Limites des méthodes d'analyse
Il existe deux façons de détecter et de quantifier les mycotoxines modifiées : Une approche "directe" qui mesure l'ensemble du composé modifié, et une approche "indirecte" qui mesure le composé d'origine après des traitements chimiques ou enzymatiques qui entraînent le clivage des mycotoxines modifiées, principalement par hydrolyse. Parmi les avantages de la méthode indirecte, on peut citer le fait que les matériaux de référence pour les mycotoxines modifiées ne sont pas nécessaires pour une quantification correcte et que toutes les formes modifiées sont incluses dans le résultat final. Les principaux inconvénients sont que l'efficacité du processus d'hydrolyse ne peut pas être vérifiée facilement et qu'il n'y a pas d'accès aux quantités des différentes formes d'une toxine. Il est donc important de développer des méthodes directes pour mieux comprendre l'apparition des mycotoxines modifiées. Toutes les technologies chromatographiques utilisées pour les mycotoxines mères sont également potentiellement adaptées à leurs formes modifiées, pour autant qu'elles soient solubles et directement disponibles pour l'analyse. L'une des principales contraintes de la détermination et de la quantification directes des mycotoxines modifiées est la disponibilité limitée des matériaux de référence (substances pures ou étalons en plus des étalons internes marqués par des isotopes). Un autre inconvénient est que la plupart des méthodes nécessitent un nettoyage adéquat avant la procédure d'analyse.
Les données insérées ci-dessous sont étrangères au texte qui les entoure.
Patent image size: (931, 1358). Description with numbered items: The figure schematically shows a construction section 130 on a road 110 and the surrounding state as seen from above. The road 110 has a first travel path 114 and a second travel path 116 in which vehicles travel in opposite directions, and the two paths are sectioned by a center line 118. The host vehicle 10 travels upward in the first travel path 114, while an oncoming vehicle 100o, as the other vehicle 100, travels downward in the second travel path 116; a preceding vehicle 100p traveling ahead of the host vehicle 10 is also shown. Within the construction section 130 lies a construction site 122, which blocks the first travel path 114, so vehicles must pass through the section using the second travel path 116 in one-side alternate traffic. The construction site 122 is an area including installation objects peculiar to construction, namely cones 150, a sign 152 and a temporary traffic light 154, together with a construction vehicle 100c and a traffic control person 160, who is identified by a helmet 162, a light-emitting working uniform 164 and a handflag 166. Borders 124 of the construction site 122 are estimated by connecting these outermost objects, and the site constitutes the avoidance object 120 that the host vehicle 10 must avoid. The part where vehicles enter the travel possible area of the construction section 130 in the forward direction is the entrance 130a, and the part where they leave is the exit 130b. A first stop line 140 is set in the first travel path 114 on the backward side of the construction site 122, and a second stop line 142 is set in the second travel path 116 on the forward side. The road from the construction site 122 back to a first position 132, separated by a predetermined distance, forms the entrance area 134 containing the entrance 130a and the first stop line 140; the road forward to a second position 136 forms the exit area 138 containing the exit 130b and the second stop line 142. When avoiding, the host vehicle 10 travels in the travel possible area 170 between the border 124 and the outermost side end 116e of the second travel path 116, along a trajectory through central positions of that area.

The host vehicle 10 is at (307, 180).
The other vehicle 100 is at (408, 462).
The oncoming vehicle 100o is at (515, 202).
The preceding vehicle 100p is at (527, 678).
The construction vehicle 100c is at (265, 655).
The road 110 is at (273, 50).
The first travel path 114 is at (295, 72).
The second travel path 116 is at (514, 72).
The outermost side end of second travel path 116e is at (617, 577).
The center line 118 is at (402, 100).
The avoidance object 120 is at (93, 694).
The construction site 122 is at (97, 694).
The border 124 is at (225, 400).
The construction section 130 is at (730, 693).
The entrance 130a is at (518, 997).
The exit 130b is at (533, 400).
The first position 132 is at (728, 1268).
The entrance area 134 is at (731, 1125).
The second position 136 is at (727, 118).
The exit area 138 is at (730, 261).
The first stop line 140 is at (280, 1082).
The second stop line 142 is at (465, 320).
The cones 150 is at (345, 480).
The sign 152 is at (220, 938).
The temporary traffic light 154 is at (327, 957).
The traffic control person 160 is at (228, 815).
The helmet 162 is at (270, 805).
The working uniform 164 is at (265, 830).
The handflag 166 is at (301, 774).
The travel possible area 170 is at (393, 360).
Les dispositifs de purification disponibles dans le commerce sont actuellement conçus pour les mycotoxines natives et ne conviennent pas nécessairement aux formes modifiées. Des travaux sont actuellement en cours pour développer de nouvelles normes de référence ainsi que des dispositifs de purification innovants afin de déterminer directement les mycotoxines modifiées.
Mycotoxines émergentes - Une menace au-delà des réglementations ?
Les lacunes actuelles dans l'analyse de routine des mycotoxines étant dues à l'absence de réglementation sur les mycotoxines émergentes, nombre de ces composés peuvent passer inaperçus et constituer une menace pour la santé humaine et animale. L'ampleur de cette menace, que l'on estime considérable, est cependant difficile à estimer car les données toxicologiques sont encore rares, malgré les efforts de recherche croissants dans ce sens.